David Coleman, new head of the College Board—which administers the SAT—said in an interview with Education Week that one of his top priorities is to align the SAT with the new standards. “The Common Core provides substantial opportunity to make the SAT even more reflective of what higher education wants.”
Valerie Strauss at The Washington Post reported in February that the College Board sent ane-mail to all members of the College Board stating, in part:
In the months ahead, the College Board will begin an effort in collaboration with its membership to redesign the SAT® so that it better meets the needs of students, schools, and colleges at all levels.… In its current form, the SAT is aligned to the Common Core as well as or better than any assessment that has been developed for college admission and placement, and serves as a valuable tool for educators and policymakers.
In 2010, the ACT also released “The Alignment of Common Core and ACT’s College and Career Readiness System,” which offers assurance that the “ACT pledges to work with other stakeholders to develop strategies and solutions that maximize the coverage of the Common Core State Standards to meet the needs of states, districts, schools, and students.”
Even in states that do not sign on to Common Core, schools could find themselves having to align content with Common Core material in order to ensure student success on the SAT or ACT—something that could affect private schools.
Moreover, recent alignment of the GED assessment, sometimes used by homeschoolers to demonstrate content mastery, could pull homeschoolers into the Common Core web.
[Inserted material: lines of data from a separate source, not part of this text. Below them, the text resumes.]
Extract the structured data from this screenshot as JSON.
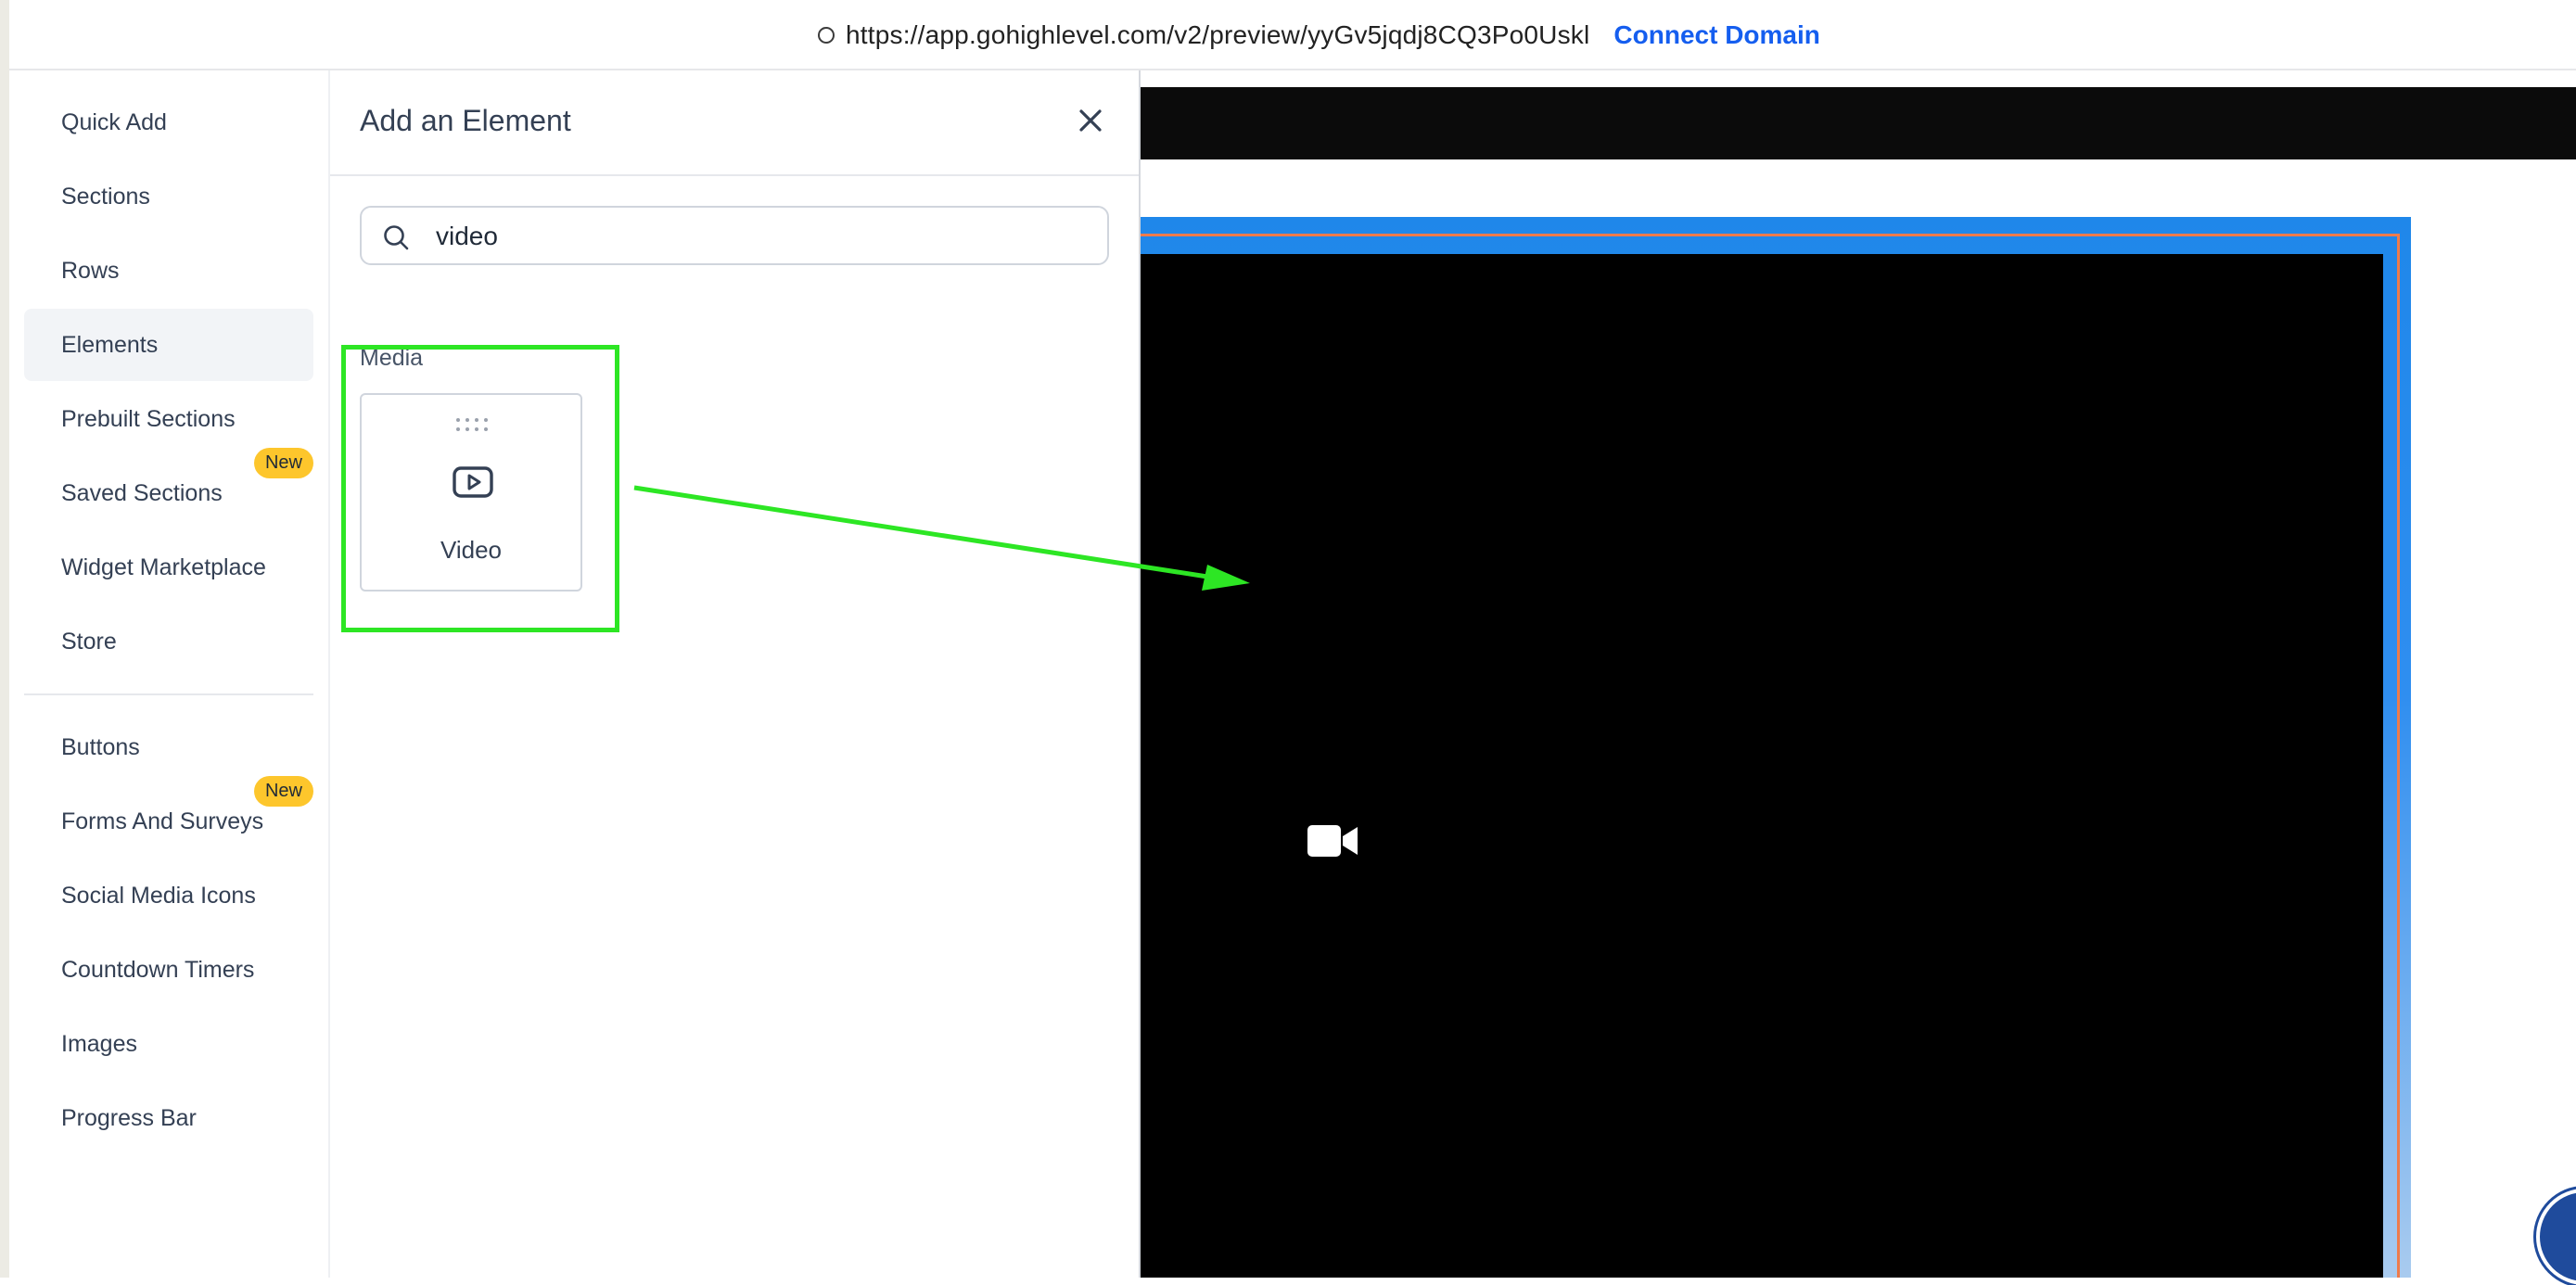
{
  "browser": {
    "url": "https://app.gohighlevel.com/v2/preview/yyGv5jqdj8CQ3Po0Uskl",
    "connect_domain": "Connect Domain"
  },
  "sidebar": {
    "items": [
      {
        "label": "Quick Add"
      },
      {
        "label": "Sections"
      },
      {
        "label": "Rows"
      },
      {
        "label": "Elements",
        "active": true
      },
      {
        "label": "Prebuilt Sections"
      },
      {
        "label": "Saved Sections",
        "badge": "New"
      },
      {
        "label": "Widget Marketplace"
      },
      {
        "label": "Store"
      },
      {
        "label": "Buttons"
      },
      {
        "label": "Forms And Surveys",
        "badge": "New"
      },
      {
        "label": "Social Media Icons"
      },
      {
        "label": "Countdown Timers"
      },
      {
        "label": "Images"
      },
      {
        "label": "Progress Bar"
      }
    ]
  },
  "panel": {
    "title": "Add an Element",
    "search_value": "video",
    "category": "Media",
    "cards": [
      {
        "label": "Video",
        "icon": "play-icon"
      }
    ]
  },
  "colors": {
    "highlight": "#2de624",
    "accent_blue": "#155eef",
    "badge": "#fdc62c"
  }
}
The GED just made a major shift from its 2002 Series GED test to its 2014 GED test. Its justification: “The shift to the Common Core standards is happening nationwide at the current time.”
Proponents of the standards have tried to argue that Common Core is optional for states. But alignment of tests like the SAT, ACT, and GED poses new questions about the extent to which states, private schools, and homeschooled students will be compelled to accept national standards and tests.
Thankfully, tests like the SAT and ACT can be changed or replaced, even though they have begun a transition to Common Core. If a significant number of states pull out of Common Core, these exams can be modified, or there could be an opening in the market for other college entrance exams to take root.